For this reason, Move to Amend has begun collecting examples of literature, music, films and poems on our Creative Resistance page. These various forms of expression “aim to expose the impact of big money in elections and corporate influence on our democratic processes” and to promote the We the People Amendment as part of wider effort for systemic democratic change. We must create our own literary works that accurately describe our produced solution. Our original documentaries are Legalize Democracy and, in collaboration with others, Shadows of Democracy (password is “Mashup”); as well as short video Why we need the We the People Amendment.
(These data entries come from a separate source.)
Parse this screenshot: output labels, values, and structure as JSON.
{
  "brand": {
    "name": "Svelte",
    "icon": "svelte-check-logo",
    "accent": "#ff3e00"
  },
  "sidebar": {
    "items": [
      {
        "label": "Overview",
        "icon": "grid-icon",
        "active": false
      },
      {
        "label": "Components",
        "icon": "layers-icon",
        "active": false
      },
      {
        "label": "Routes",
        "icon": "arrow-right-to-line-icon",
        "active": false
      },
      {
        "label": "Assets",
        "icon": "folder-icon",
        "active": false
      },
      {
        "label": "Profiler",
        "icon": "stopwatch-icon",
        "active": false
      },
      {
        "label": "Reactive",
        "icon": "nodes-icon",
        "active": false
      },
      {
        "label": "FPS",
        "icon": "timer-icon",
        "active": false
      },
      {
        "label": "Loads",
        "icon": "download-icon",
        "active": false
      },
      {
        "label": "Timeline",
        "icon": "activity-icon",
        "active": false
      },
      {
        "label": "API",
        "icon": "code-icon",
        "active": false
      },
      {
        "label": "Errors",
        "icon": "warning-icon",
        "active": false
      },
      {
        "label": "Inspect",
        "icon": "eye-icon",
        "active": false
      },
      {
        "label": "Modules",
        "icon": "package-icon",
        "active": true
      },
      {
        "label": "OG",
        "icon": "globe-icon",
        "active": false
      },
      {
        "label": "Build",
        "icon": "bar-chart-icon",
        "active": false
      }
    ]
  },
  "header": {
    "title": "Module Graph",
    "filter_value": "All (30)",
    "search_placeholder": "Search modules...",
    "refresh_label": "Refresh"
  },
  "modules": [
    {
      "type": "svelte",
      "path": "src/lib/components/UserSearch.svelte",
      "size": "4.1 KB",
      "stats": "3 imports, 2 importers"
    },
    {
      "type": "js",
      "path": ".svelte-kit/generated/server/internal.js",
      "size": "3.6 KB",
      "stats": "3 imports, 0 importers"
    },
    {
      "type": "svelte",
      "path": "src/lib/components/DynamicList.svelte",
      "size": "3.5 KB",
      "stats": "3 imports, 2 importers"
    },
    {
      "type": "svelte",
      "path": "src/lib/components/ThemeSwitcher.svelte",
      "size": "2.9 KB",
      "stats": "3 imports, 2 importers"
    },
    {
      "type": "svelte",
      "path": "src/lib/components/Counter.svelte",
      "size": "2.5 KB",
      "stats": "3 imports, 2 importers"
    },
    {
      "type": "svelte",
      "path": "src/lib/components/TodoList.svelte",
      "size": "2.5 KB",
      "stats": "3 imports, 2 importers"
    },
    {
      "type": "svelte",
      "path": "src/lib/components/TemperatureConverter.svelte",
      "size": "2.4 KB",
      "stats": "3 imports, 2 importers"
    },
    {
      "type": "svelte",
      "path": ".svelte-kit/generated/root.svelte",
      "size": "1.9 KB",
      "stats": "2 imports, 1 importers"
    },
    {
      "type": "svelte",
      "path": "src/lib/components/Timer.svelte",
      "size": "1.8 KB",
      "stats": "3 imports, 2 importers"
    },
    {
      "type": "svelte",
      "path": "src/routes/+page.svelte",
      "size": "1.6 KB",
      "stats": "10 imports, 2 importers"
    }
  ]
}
Our most recent works are the short video Peter Coyote on why he supports Move to Amend and the documentary American Oligarchy: Five Fights.
• Passage of the 17th Amendment was a notable democratic achievement that spanned two important social movement eras: the Populists of the late 19th century and Progressives of the early 20th century.
Both made important political contributions to its passage: the Populists in calling for the direct election of senators before and following its inclusion in their People Party “Omaha Platform;” and the Progressives in educating, advocating and organizing at the state and federal levels to enact an amendment Both movements emphasized that people should have greater power over the decisions affecting their lives.
An important cultural difference, reflected in their political programs, was that Populists sought political and economic transformation of society, whereas Progressives accepted the reality that large corporations were the dominant political force in society. Populists sought a cooperative state while progressives accepted the corporate state. Populists created economic cooperatives and demanded public ownership of railroad corporations and the ending of bank creation of money – elements of fundamental economic and political democracy. Progressives were resigned to “regulating” the worst harms of corporations.
Move to Amend has never accepted that corporate actions should be merely “regulated,” not when corporations are even more powerful politically, economically and socially than ever before. As the dominant institution of our society — if not the world — it’s our responsibility to assert our superiority and sovereignty over our artificial legal creations. Our psychological and political approach shouldn’t be to “negotiate” with corporations, but rather to authorize and define them. That is how self-governing people should think and act. Being in the streets shouting “this is what democracy looks like” pales in comparison to being the democratic deciders of policies that affect our lives, communities and natural world.
People’s movements are not yet more powerful than corporations, shielded with never intended constitutional rights, enormous economic wealth and influencers of many of our dominant media, entertainment, and educational institutions. Nothing will ever change, however, if we culturally accept this as a given. The first step is always to firmly believe that we have the right and the potential power to create an authentic equitable democracy.
The U.S. Constitution has become deeply flawed, and many Supreme Court decisions have only intensified its undemocratic features. Advancing the We the People Amendment is likely only possible as part of a broader package of constitutional reforms aimed at establishing a truly equitable and authentic democracy – for the very first time.